Чезаре Ломброзо (1998) уверенно включает Свифта (1667 – 1745) в перечень душевнобольных гениев, естественно, не ставя диагноза. Этому нетрудно поверить, рассматривая последние 9 лет жизни Дж. Свифта, когда память его разлеталась в клочья. Однако психиатру нелегко решить, укладывается ли Свифт в границы условной психической нормы на протяжении всей жизни.

Затруднения возникают из-за того, что личность писателя – клубок противоречий. Особенно они касаются несоответствия его высказываний и реальных поступков. Кроме того, Свифт был гениальным мистификатором, ловко скрывающим свои истинные мысли, авторство, прячущимся за своими героями. Так было с "Путешествиями Гулливера" – рассказом якобы реального капитана, передавшего описания своих странствий издателю Роберту Симпсону, а потом упрекавшего последнего за допущенные ошибки в нелицеприятных высказываниях о королеве и ее министрах.

Трудности в анализе личности Свифта усиливаются отсутствием единого мнения среди его биографов: для одних он великий гуманист, атеист и революционер (Левидов М., 1986), для других "идет по жизни, точно человек, одержимый бесом" (Уильям Теккерей).

И все-таки попробуем разобраться.

Многим современным читателям Свифт известен в основном как автор "Путешествий Гулливера", еще большему числу – как автор только "Гулливера в стране лилипутов" (была тенденция "причесать" Свифта и представить его автором детской развлекательной литературы).
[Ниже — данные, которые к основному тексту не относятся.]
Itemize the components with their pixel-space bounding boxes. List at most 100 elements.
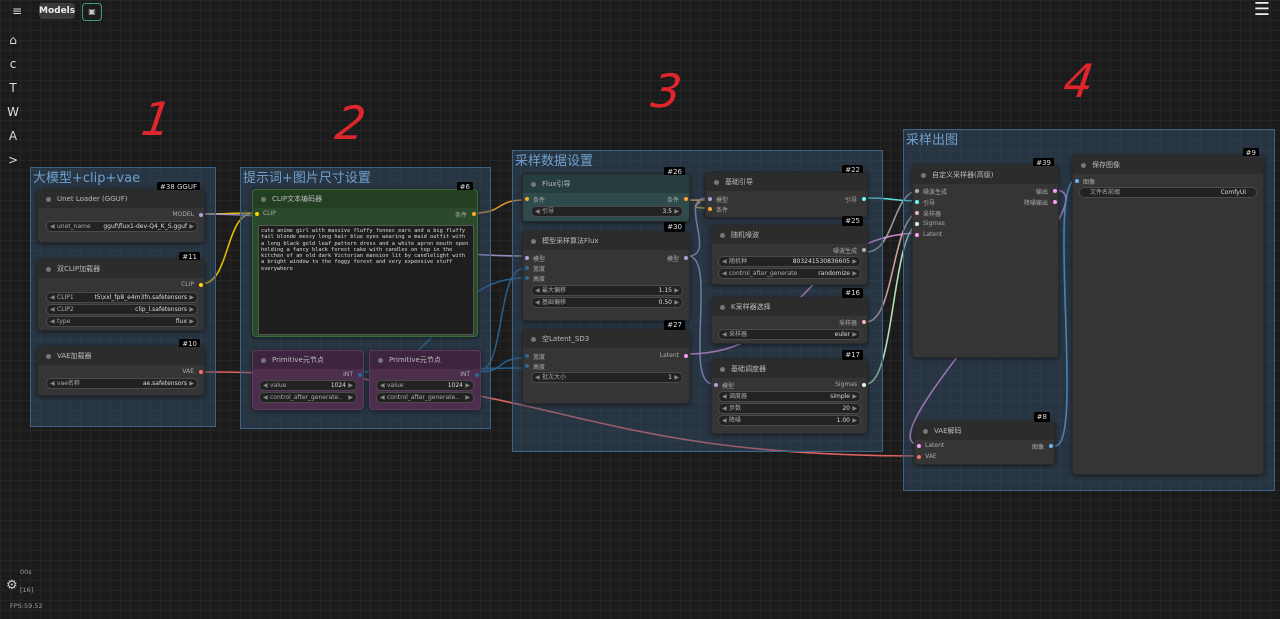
input-width: 宽度: [533, 354, 546, 361]
node-save-image[interactable]: #9 保存图像 图像 文件名前缀 ComfyUI: [1072, 148, 1264, 475]
input-pin[interactable]: [708, 197, 712, 201]
widget-guidance[interactable]: ◀ 引导 3.5 ▶: [531, 206, 683, 217]
input-pin[interactable]: [525, 276, 529, 280]
widget-type[interactable]: ◀ type flux ▶: [46, 316, 198, 327]
node-title: 基础调度器: [712, 360, 867, 378]
node-title: CLIP文本编码器: [253, 190, 477, 208]
node-clip-text-encode[interactable]: #6 CLIP文本编码器 CLIP 条件 cute anime girl wit…: [252, 182, 478, 337]
output-pin[interactable]: [475, 373, 479, 377]
input-pin[interactable]: [525, 256, 529, 260]
output-pin[interactable]: [199, 370, 203, 374]
input-pin[interactable]: [525, 197, 529, 201]
input-pin[interactable]: [255, 212, 259, 216]
node-title: 自定义采样器(高级): [913, 166, 1058, 184]
input-pin[interactable]: [917, 444, 921, 448]
node-dual-clip-loader[interactable]: #11 双CLIP加载器 CLIP ◀ CLIP1 t5\xxl_fp8_e4m3f…: [37, 252, 205, 331]
settings-icon[interactable]: ⚙: [6, 578, 18, 593]
output-output: 输出: [1035, 189, 1048, 196]
models-button[interactable]: Models: [39, 3, 75, 19]
widget-value[interactable]: ◀ value 1024 ▶: [259, 380, 357, 391]
output-pin[interactable]: [862, 197, 866, 201]
output-noise: 噪波生成: [832, 248, 857, 255]
sidebar-item-t[interactable]: T: [4, 76, 22, 100]
output-pin[interactable]: [862, 248, 866, 252]
input-pin[interactable]: [708, 207, 712, 211]
input-pin[interactable]: [915, 189, 919, 193]
node-basic-scheduler[interactable]: #17 基础调度器 模型 Sigmas ◀ 调度器 simple ▶ ◀ 步数 20 ▶ ◀…: [711, 350, 868, 434]
widget-clip1[interactable]: ◀ CLIP1 t5\xxl_fp8_e4m3fn.safetensors ▶: [46, 292, 198, 303]
input-pin[interactable]: [915, 233, 919, 237]
sidebar-item-expand[interactable]: >: [4, 148, 22, 172]
output-pin[interactable]: [1053, 189, 1057, 193]
sidebar-item-c[interactable]: c: [4, 52, 22, 76]
output-pin[interactable]: [1053, 200, 1057, 204]
sidebar-item-a[interactable]: A: [4, 124, 22, 148]
input-pin[interactable]: [525, 266, 529, 270]
node-title: K采样器选择: [712, 298, 867, 316]
output-pin[interactable]: [684, 197, 688, 201]
sidebar-item-w[interactable]: W: [4, 100, 22, 124]
output-pin[interactable]: [684, 354, 688, 358]
output-sampler: 采样器: [838, 320, 857, 327]
output-pin[interactable]: [862, 383, 866, 387]
output-pin[interactable]: [862, 320, 866, 324]
output-pin[interactable]: [472, 212, 476, 216]
output-clip: CLIP: [181, 281, 194, 288]
input-conditioning: 条件: [533, 197, 546, 204]
input-pin[interactable]: [915, 211, 919, 215]
input-pin[interactable]: [525, 354, 529, 358]
node-title: 保存图像: [1073, 156, 1263, 174]
widget-unet-name[interactable]: ◀ unet_name gguf\flux1-dev-Q4_K_S.gguf ▶: [46, 221, 198, 232]
node-basic-guider[interactable]: #22 基础引导 模型 条件 引导: [705, 165, 868, 218]
widget-control-after-generate[interactable]: ◀ control_after_generate.. ▶: [259, 392, 357, 403]
widget-seed[interactable]: ◀ 随机种 803241530836605 ▶: [718, 256, 861, 267]
output-pin[interactable]: [199, 283, 203, 287]
home-icon[interactable]: ⌂: [4, 28, 22, 52]
input-latent: Latent: [923, 231, 943, 238]
prompt-textarea[interactable]: cute anime girl with massive fluffy fenn…: [258, 225, 474, 335]
output-pin[interactable]: [684, 256, 688, 260]
widget-control-after-generate[interactable]: ◀ control_after_generate.. ▶: [376, 392, 474, 403]
widget-base-shift[interactable]: ◀ 基础偏移 0.50 ▶: [531, 297, 683, 308]
widget-vae-name[interactable]: ◀ vae名称 ae.safetensors ▶: [46, 378, 198, 389]
node-title: Primitive元节点: [370, 351, 480, 369]
output-pin[interactable]: [358, 373, 362, 377]
widget-sampler-name[interactable]: ◀ 采样器 euler ▶: [718, 329, 861, 340]
output-pin[interactable]: [199, 213, 203, 217]
node-flux-guidance[interactable]: #26 Flux引导 条件 条件 ◀ 引导 3.5 ▶: [522, 167, 690, 222]
workflow-menu-button[interactable]: ≡: [4, 3, 30, 19]
node-model-sampling-flux[interactable]: #30 模型采样算法Flux 模型 宽度 高度 模型 ◀ 最大偏移 1.15 ▶ ◀ 基…: [522, 222, 690, 321]
node-vae-loader[interactable]: #10 VAE加载器 VAE ◀ vae名称 ae.safetensors ▶: [37, 339, 205, 396]
input-pin[interactable]: [915, 200, 919, 204]
input-pin[interactable]: [714, 383, 718, 387]
input-pin[interactable]: [915, 222, 919, 226]
widget-max-shift[interactable]: ◀ 最大偏移 1.15 ▶: [531, 285, 683, 296]
node-empty-latent-sd3[interactable]: #27 空Latent_SD3 宽度 高度 Latent ◀ 批次大小 1 ▶: [522, 320, 690, 404]
widget-filename-prefix[interactable]: 文件名前缀 ComfyUI: [1079, 187, 1257, 198]
hamburger-menu-icon[interactable]: ☰: [1250, 1, 1274, 19]
node-ksampler-select[interactable]: #16 K采样器选择 采样器 ◀ 采样器 euler ▶: [711, 288, 868, 344]
output-pin[interactable]: [1049, 444, 1053, 448]
node-badge: #17: [842, 350, 863, 360]
node-unet-loader[interactable]: #38 GGUF Unet Loader (GGUF) MODEL ◀ unet_…: [37, 182, 205, 243]
widget-clip2[interactable]: ◀ CLIP2 clip_l.safetensors ▶: [46, 304, 198, 315]
node-random-noise[interactable]: #25 随机噪波 噪波生成 ◀ 随机种 803241530836605 ▶ ◀ cont…: [711, 216, 868, 285]
group-title: 提示词+图片尺寸设置: [243, 171, 371, 186]
widget-scheduler[interactable]: ◀ 调度器 simple ▶: [718, 391, 861, 402]
input-pin[interactable]: [1075, 179, 1079, 183]
output-image: 图像: [1031, 444, 1044, 451]
node-primitive-width[interactable]: Primitive元节点 INT ◀ value 1024 ▶ ◀ control_af…: [252, 350, 364, 410]
node-title: 空Latent_SD3: [523, 330, 689, 348]
output-guider: 引导: [844, 197, 857, 204]
widget-batch-size[interactable]: ◀ 批次大小 1 ▶: [531, 372, 683, 383]
widget-denoise[interactable]: ◀ 降噪 1.00 ▶: [718, 415, 861, 426]
widget-control-after-generate[interactable]: ◀ control_after_generate randomize ▶: [718, 268, 861, 279]
input-pin[interactable]: [525, 364, 529, 368]
widget-steps[interactable]: ◀ 步数 20 ▶: [718, 403, 861, 414]
node-sampler-custom-advanced[interactable]: #39 自定义采样器(高级) 噪波生成 引导 采样器 Sigmas Latent…: [912, 158, 1059, 358]
widget-value[interactable]: ◀ value 1024 ▶: [376, 380, 474, 391]
node-primitive-height[interactable]: Primitive元节点 INT ◀ value 1024 ▶ ◀ control_af…: [369, 350, 481, 410]
node-vae-decode[interactable]: #8 VAE解码 Latent VAE 图像: [914, 412, 1055, 465]
save-icon[interactable]: ▣: [82, 3, 102, 21]
input-pin[interactable]: [917, 455, 921, 459]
Гораздо менее известно, что "Путешествия Гулливера" были в жизни Свифта эпизодом, написанным на склоне жизни – в 60 лет, а широчайшую известность в Англии и Ирландии он получил как автор многочисленных памфлетов, из которых наиболее знамениты "Сказка бочки" и "Письма суконщика".

В образе Свифта сочетались добрые дела, неистовая ненависть и злоба к тем, для кого он эти дела совершал, и житейская неприспособленность. Не является ли уже одно это сочетание свидетельством аномальности личности?
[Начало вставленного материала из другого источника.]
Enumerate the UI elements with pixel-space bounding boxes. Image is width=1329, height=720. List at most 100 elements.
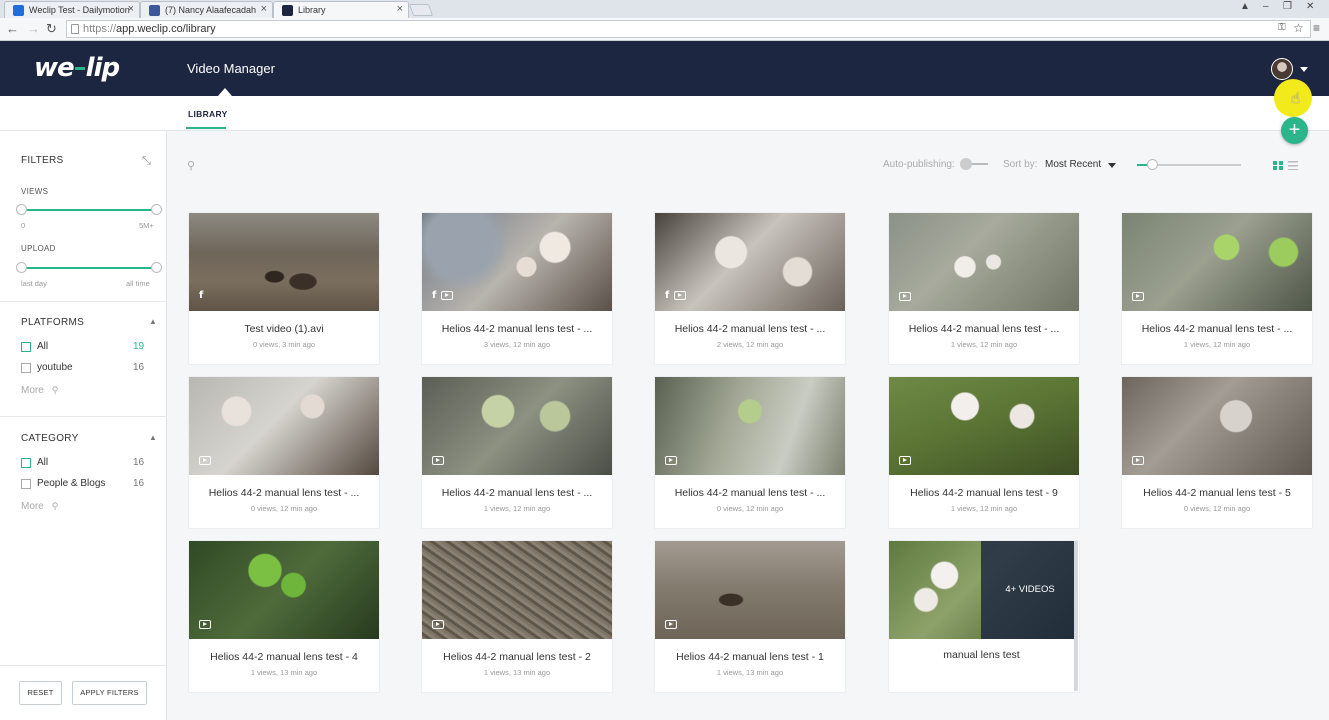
- platforms-title[interactable]: PLATFORMS: [21, 317, 84, 328]
- video-card[interactable]: Helios 44-2 manual lens test - 5 0 views…: [1122, 377, 1312, 528]
- reload-icon[interactable]: ↻: [46, 21, 57, 37]
- video-thumbnail[interactable]: [189, 541, 379, 639]
- close-tab-icon[interactable]: ×: [261, 3, 267, 15]
- platform-youtube-checkbox[interactable]: [21, 363, 31, 373]
- video-thumbnail[interactable]: [422, 377, 612, 475]
- video-title[interactable]: Helios 44-2 manual lens test - 1: [655, 651, 845, 663]
- list-view-icon[interactable]: [1288, 161, 1298, 170]
- video-title[interactable]: Helios 44-2 manual lens test - 2: [422, 651, 612, 663]
- platform-icons: [1132, 292, 1144, 301]
- platform-all-label[interactable]: All: [37, 341, 48, 352]
- forward-icon[interactable]: →: [27, 21, 40, 36]
- avatar[interactable]: [1271, 58, 1293, 80]
- reset-button[interactable]: RESET: [19, 681, 62, 705]
- close-tab-icon[interactable]: ×: [397, 3, 403, 15]
- browser-tab-dailymotion[interactable]: Weclip Test - Dailymotion ×: [4, 1, 140, 18]
- video-card[interactable]: Helios 44-2 manual lens test - 9 1 views…: [889, 377, 1079, 528]
- video-card[interactable]: Helios 44-2 manual lens test - 1 1 views…: [655, 541, 845, 692]
- video-title[interactable]: Helios 44-2 manual lens test - 4: [189, 651, 379, 663]
- video-title[interactable]: Helios 44-2 manual lens test - 9: [889, 487, 1079, 499]
- bookmark-star-icon[interactable]: ☆: [1293, 21, 1304, 35]
- browser-tab-facebook[interactable]: (7) Nancy Alaafecadah ×: [140, 1, 273, 18]
- chevron-up-icon[interactable]: ▲: [149, 317, 157, 326]
- upload-slider-max-handle[interactable]: [151, 262, 162, 273]
- views-slider-track[interactable]: [21, 209, 157, 211]
- video-thumbnail[interactable]: [655, 377, 845, 475]
- key-icon[interactable]: ⚿: [1278, 22, 1286, 33]
- category-people-blogs-label[interactable]: People & Blogs: [37, 478, 105, 489]
- video-meta: 1 views, 12 min ago: [1183, 340, 1251, 349]
- video-title[interactable]: Test video (1).avi: [189, 323, 379, 335]
- views-slider-max-handle[interactable]: [151, 204, 162, 215]
- video-thumbnail[interactable]: [189, 377, 379, 475]
- new-tab-button[interactable]: [408, 4, 434, 16]
- menu-icon[interactable]: ≡: [1313, 21, 1320, 35]
- category-all-checkbox[interactable]: [21, 458, 31, 468]
- category-all-label[interactable]: All: [37, 457, 48, 468]
- search-icon[interactable]: ⚲: [187, 159, 195, 172]
- chevron-up-icon[interactable]: ▲: [149, 433, 157, 442]
- video-title[interactable]: Helios 44-2 manual lens test - ...: [189, 487, 379, 499]
- collapse-icon[interactable]: ⤡: [142, 155, 151, 168]
- video-thumbnail[interactable]: [889, 377, 1079, 475]
- playlist-title[interactable]: manual lens test: [889, 649, 1074, 661]
- video-title[interactable]: Helios 44-2 manual lens test - ...: [655, 487, 845, 499]
- weclip-logo[interactable]: we lip: [34, 53, 120, 83]
- category-title[interactable]: CATEGORY: [21, 433, 79, 444]
- video-thumbnail[interactable]: f: [422, 213, 612, 311]
- platforms-more-link[interactable]: More ⚲: [21, 385, 58, 396]
- upload-slider-min-handle[interactable]: [16, 262, 27, 273]
- video-thumbnail[interactable]: [422, 541, 612, 639]
- video-title[interactable]: Helios 44-2 manual lens test - ...: [889, 323, 1079, 335]
- sort-select[interactable]: Most Recent: [1045, 159, 1101, 170]
- page-title[interactable]: Video Manager: [187, 61, 275, 76]
- thumbnail-size-slider[interactable]: [1151, 164, 1241, 166]
- video-title[interactable]: Helios 44-2 manual lens test - ...: [422, 323, 612, 335]
- url-input[interactable]: https://app.weclip.co/library: [66, 20, 1311, 38]
- sort-caret-icon[interactable]: [1108, 163, 1116, 168]
- thumbnail-size-handle[interactable]: [1147, 159, 1158, 170]
- category-more-link[interactable]: More ⚲: [21, 501, 58, 512]
- close-window-icon[interactable]: ✕: [1306, 1, 1314, 12]
- video-card[interactable]: f Helios 44-2 manual lens test - ... 3 v…: [422, 213, 612, 364]
- platform-youtube-label[interactable]: youtube: [37, 362, 73, 373]
- views-slider-min-handle[interactable]: [16, 204, 27, 215]
- close-tab-icon[interactable]: ×: [128, 3, 134, 15]
- video-card[interactable]: f Helios 44-2 manual lens test - ... 2 v…: [655, 213, 845, 364]
- playlist-count-overlay[interactable]: 4+ VIDEOS: [981, 541, 1074, 639]
- browser-tab-library[interactable]: Library ×: [273, 1, 409, 18]
- back-icon[interactable]: ←: [6, 21, 19, 36]
- video-card[interactable]: Helios 44-2 manual lens test - 2 1 views…: [422, 541, 612, 692]
- user-profile-icon[interactable]: ▲: [1240, 1, 1250, 12]
- video-card[interactable]: Helios 44-2 manual lens test - ... 1 vie…: [422, 377, 612, 528]
- video-title[interactable]: Helios 44-2 manual lens test - 5: [1122, 487, 1312, 499]
- restore-icon[interactable]: ❐: [1283, 1, 1292, 12]
- platform-all-checkbox[interactable]: [21, 342, 31, 352]
- apply-filters-button[interactable]: APPLY FILTERS: [72, 681, 147, 705]
- video-thumbnail[interactable]: [1122, 377, 1312, 475]
- playlist-thumbnail[interactable]: 4+ VIDEOS: [889, 541, 1074, 639]
- video-thumbnail[interactable]: f: [655, 213, 845, 311]
- playlist-card[interactable]: 4+ VIDEOS manual lens test: [889, 541, 1079, 692]
- video-card[interactable]: Helios 44-2 manual lens test - ... 0 vie…: [189, 377, 379, 528]
- video-thumbnail[interactable]: f: [189, 213, 379, 311]
- tab-library[interactable]: LIBRARY: [188, 109, 228, 119]
- video-title[interactable]: Helios 44-2 manual lens test - ...: [655, 323, 845, 335]
- video-card[interactable]: Helios 44-2 manual lens test - ... 1 vie…: [889, 213, 1079, 364]
- video-card[interactable]: Helios 44-2 manual lens test - ... 0 vie…: [655, 377, 845, 528]
- minimize-icon[interactable]: –: [1263, 1, 1269, 12]
- auto-publishing-toggle[interactable]: [960, 158, 988, 170]
- video-thumbnail[interactable]: [1122, 213, 1312, 311]
- video-thumbnail[interactable]: [655, 541, 845, 639]
- video-card[interactable]: Helios 44-2 manual lens test - ... 1 vie…: [1122, 213, 1312, 364]
- video-thumbnail[interactable]: [889, 213, 1079, 311]
- category-people-blogs-checkbox[interactable]: [21, 479, 31, 489]
- chevron-down-icon[interactable]: [1300, 67, 1308, 72]
- add-video-button[interactable]: +: [1281, 117, 1308, 144]
- grid-view-icon[interactable]: [1273, 161, 1283, 170]
- video-title[interactable]: Helios 44-2 manual lens test - ...: [1122, 323, 1312, 335]
- upload-slider-track[interactable]: [21, 267, 157, 269]
- video-title[interactable]: Helios 44-2 manual lens test - ...: [422, 487, 612, 499]
- video-card[interactable]: f Test video (1).avi 0 views, 3 min ago: [189, 213, 379, 364]
- video-card[interactable]: Helios 44-2 manual lens test - 4 1 views…: [189, 541, 379, 692]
Первая биография Свифта (автор – лорд Оррери) вышла в свет в 1753 году. В ней говорится о трудном характере, необузданности, мрачности Свифта и о том, что на формирование его личности повлияли тяжелые условия жизни в детстве и отрочестве. Вряд ли это так. Да, отец умер еще до его рождения, но мать смогла дать Джонатану достойное образование, тем более что с детства он обнаружил определенные способности: с 5 лет читал и писал. Учился он в лучшей закрытой школе Ирландии, куда переехали его родные, хотя все были этническими англичанами. Затем он поступил в колледж Святой Троицы Дублинского университета.

В период учебы будущий писатель совершал странные, экстравагантные поступки, например однажды привел в школу лошадь. А когда в Дублинском университете Свифта упрекнули в незнании правил логики, он заявил, что способен рассуждать и без этого. Степень бакалавра искусств получил лишь по "особой милости". Не окончив университет, он переезжает в Англию и поступает секретарем к другу семьи – Уильяму Темплю, дипломату, ушедшему на покой. При содействии последнего получает степень магистра богословия и сан священника англиканской церкви Ларакорского округа в Ирландии. Перед ним открыты пути к дальнейшей карьере, однако он начинает писать злобные памфлеты, мечтая при этом получить сан епископа в Англии (!).